# RIP class 05-09



## VietSOLDIER (Mar 28, 2009)

I have the 12 mile roadmarch on Wednesday and then I graduate on Friday, April 3rd almost there!;)


----------



## Boondocksaint375 (Mar 28, 2009)

Enjoy the roadrun....er I mean roadmarch


----------



## pardus (Mar 28, 2009)

Boondocksaint375 said:


> Enjoy the roadrun....er I mean roadmarch



LOL!  

Good luck Viet, don't quit!


----------



## 8'Duece (Mar 28, 2009)

Well done !!!!

Yeah, it's not so much a march as a run...................even with the 82nd


----------



## 104TN (Mar 28, 2009)

Congrats. man.


----------



## Typhoon (Mar 28, 2009)

Congrats and keep working hard...


----------



## Gypsy (Mar 28, 2009)

Well done!  All the best on your march...run...whatever.  :)


----------



## Muppet (Mar 29, 2009)

Good luck.

F.M.


----------



## amlove21 (Mar 29, 2009)

good, so youre done playing around now and you can start getting down for real.
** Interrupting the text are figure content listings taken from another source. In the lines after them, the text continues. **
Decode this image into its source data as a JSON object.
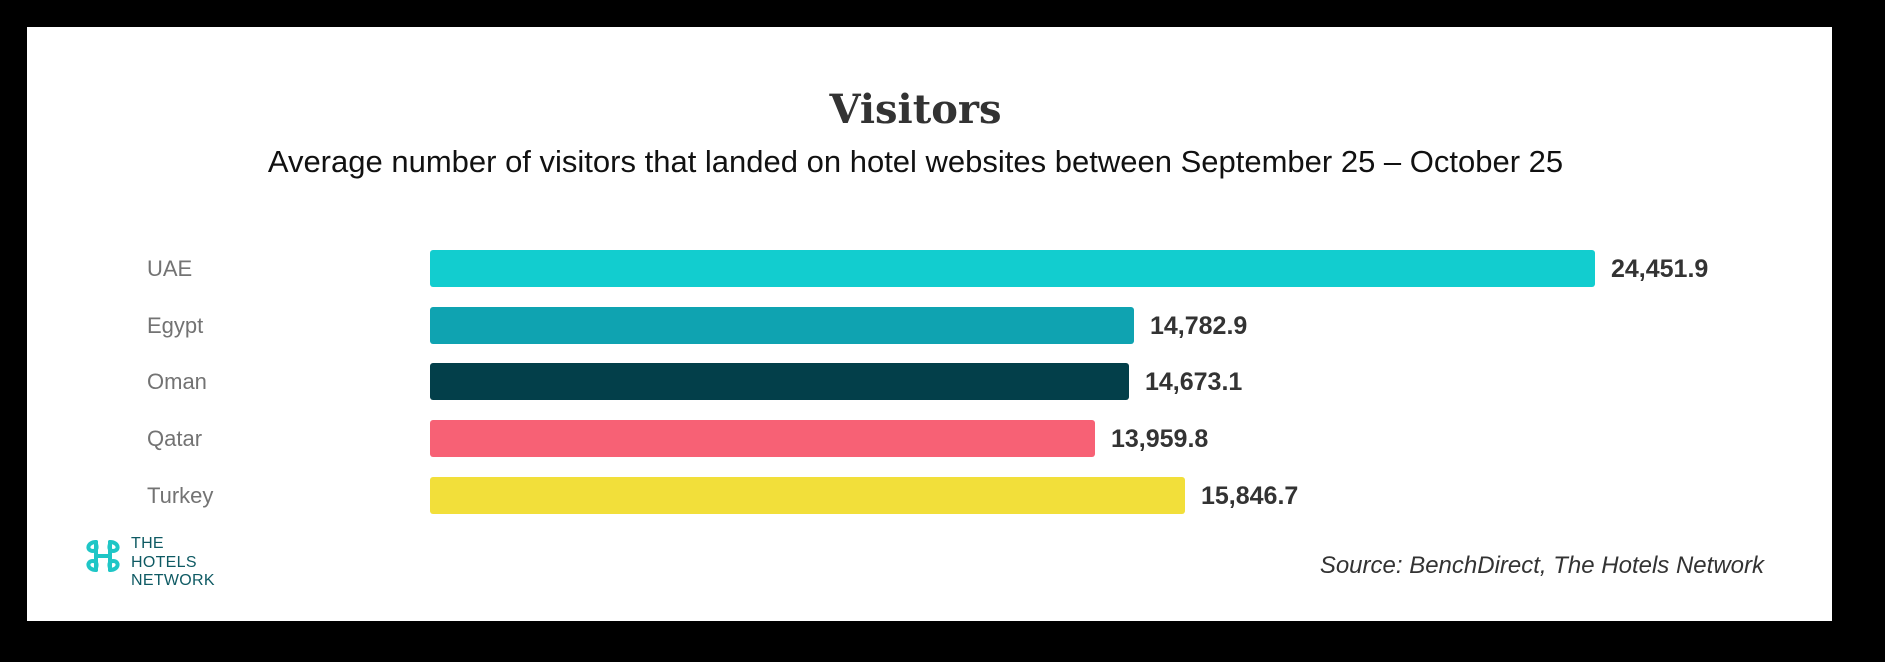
{
  "chart_data": {
    "type": "bar",
    "orientation": "horizontal",
    "title": "Visitors",
    "subtitle": "Average number of visitors that landed on hotel websites between September 25 – October 25",
    "categories": [
      "UAE",
      "Egypt",
      "Oman",
      "Qatar",
      "Turkey"
    ],
    "values": [
      24451.9,
      14782.9,
      14673.1,
      13959.8,
      15846.7
    ],
    "value_labels": [
      "24,451.9",
      "14,782.9",
      "14,673.1",
      "13,959.8",
      "15,846.7"
    ],
    "colors": [
      "#12CDCF",
      "#0FA3B1",
      "#033F4A",
      "#F76175",
      "#F2DF3A"
    ],
    "xlabel": "",
    "ylabel": "",
    "grid": false,
    "legend": false,
    "source": "Source: BenchDirect, The Hotels Network"
  },
  "header": {
    "title": "Visitors",
    "subtitle": "Average number of visitors that landed on hotel websites between September 25 – October 25"
  },
  "rows": [
    {
      "label": "UAE",
      "value": 24451.9,
      "value_label": "24,451.9",
      "color": "#12CDCF"
    },
    {
      "label": "Egypt",
      "value": 14782.9,
      "value_label": "14,782.9",
      "color": "#0FA3B1"
    },
    {
      "label": "Oman",
      "value": 14673.1,
      "value_label": "14,673.1",
      "color": "#033F4A"
    },
    {
      "label": "Qatar",
      "value": 13959.8,
      "value_label": "13,959.8",
      "color": "#F76175"
    },
    {
      "label": "Turkey",
      "value": 15846.7,
      "value_label": "15,846.7",
      "color": "#F2DF3A"
    }
  ],
  "footer": {
    "logo": {
      "icon": "hotels-network-logo-icon",
      "line1": "THE",
      "line2": "HOTELS",
      "line3": "NETWORK",
      "mark_color": "#1FC6C6",
      "text_color": "#0E5A63"
    },
    "source": "Source: BenchDirect, The Hotels Network"
  }
}
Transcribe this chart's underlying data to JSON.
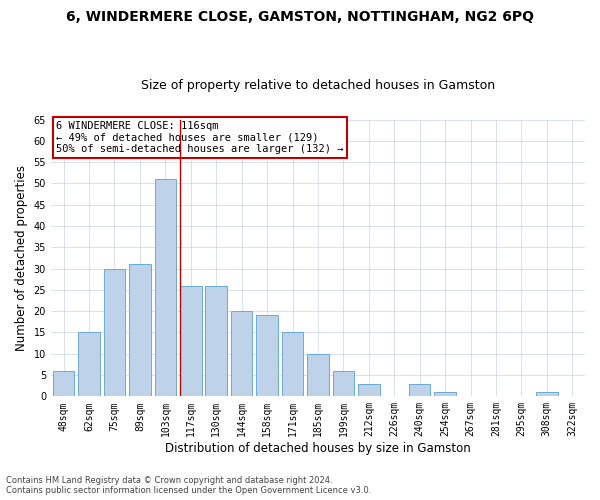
{
  "title1": "6, WINDERMERE CLOSE, GAMSTON, NOTTINGHAM, NG2 6PQ",
  "title2": "Size of property relative to detached houses in Gamston",
  "xlabel": "Distribution of detached houses by size in Gamston",
  "ylabel": "Number of detached properties",
  "bar_labels": [
    "48sqm",
    "62sqm",
    "75sqm",
    "89sqm",
    "103sqm",
    "117sqm",
    "130sqm",
    "144sqm",
    "158sqm",
    "171sqm",
    "185sqm",
    "199sqm",
    "212sqm",
    "226sqm",
    "240sqm",
    "254sqm",
    "267sqm",
    "281sqm",
    "295sqm",
    "308sqm",
    "322sqm"
  ],
  "bar_values": [
    6,
    15,
    30,
    31,
    51,
    26,
    26,
    20,
    19,
    15,
    10,
    6,
    3,
    0,
    3,
    1,
    0,
    0,
    0,
    1,
    0
  ],
  "bar_color": "#bed3ea",
  "bar_edge_color": "#6aabd4",
  "vline_index": 5,
  "vline_color": "#c00000",
  "annotation_text": "6 WINDERMERE CLOSE: 116sqm\n← 49% of detached houses are smaller (129)\n50% of semi-detached houses are larger (132) →",
  "annotation_box_color": "#ffffff",
  "annotation_box_edge": "#c00000",
  "ylim": [
    0,
    65
  ],
  "yticks": [
    0,
    5,
    10,
    15,
    20,
    25,
    30,
    35,
    40,
    45,
    50,
    55,
    60,
    65
  ],
  "footer1": "Contains HM Land Registry data © Crown copyright and database right 2024.",
  "footer2": "Contains public sector information licensed under the Open Government Licence v3.0.",
  "bg_color": "#ffffff",
  "grid_color": "#c8d4e4",
  "title1_fontsize": 10,
  "title2_fontsize": 9,
  "annot_fontsize": 7.5,
  "tick_fontsize": 7,
  "xlabel_fontsize": 8.5,
  "ylabel_fontsize": 8.5,
  "footer_fontsize": 6
}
Knock that road march out and get to where we all need you- out there in the real world. great job and congratulations.


----------



## Scotth (Mar 29, 2009)

Finish strong and well done


----------



## Hammer (Mar 29, 2009)

Gypsy said:


> Well done!  All the best on your march...run...whatever.  :)



lol:uhh:


----------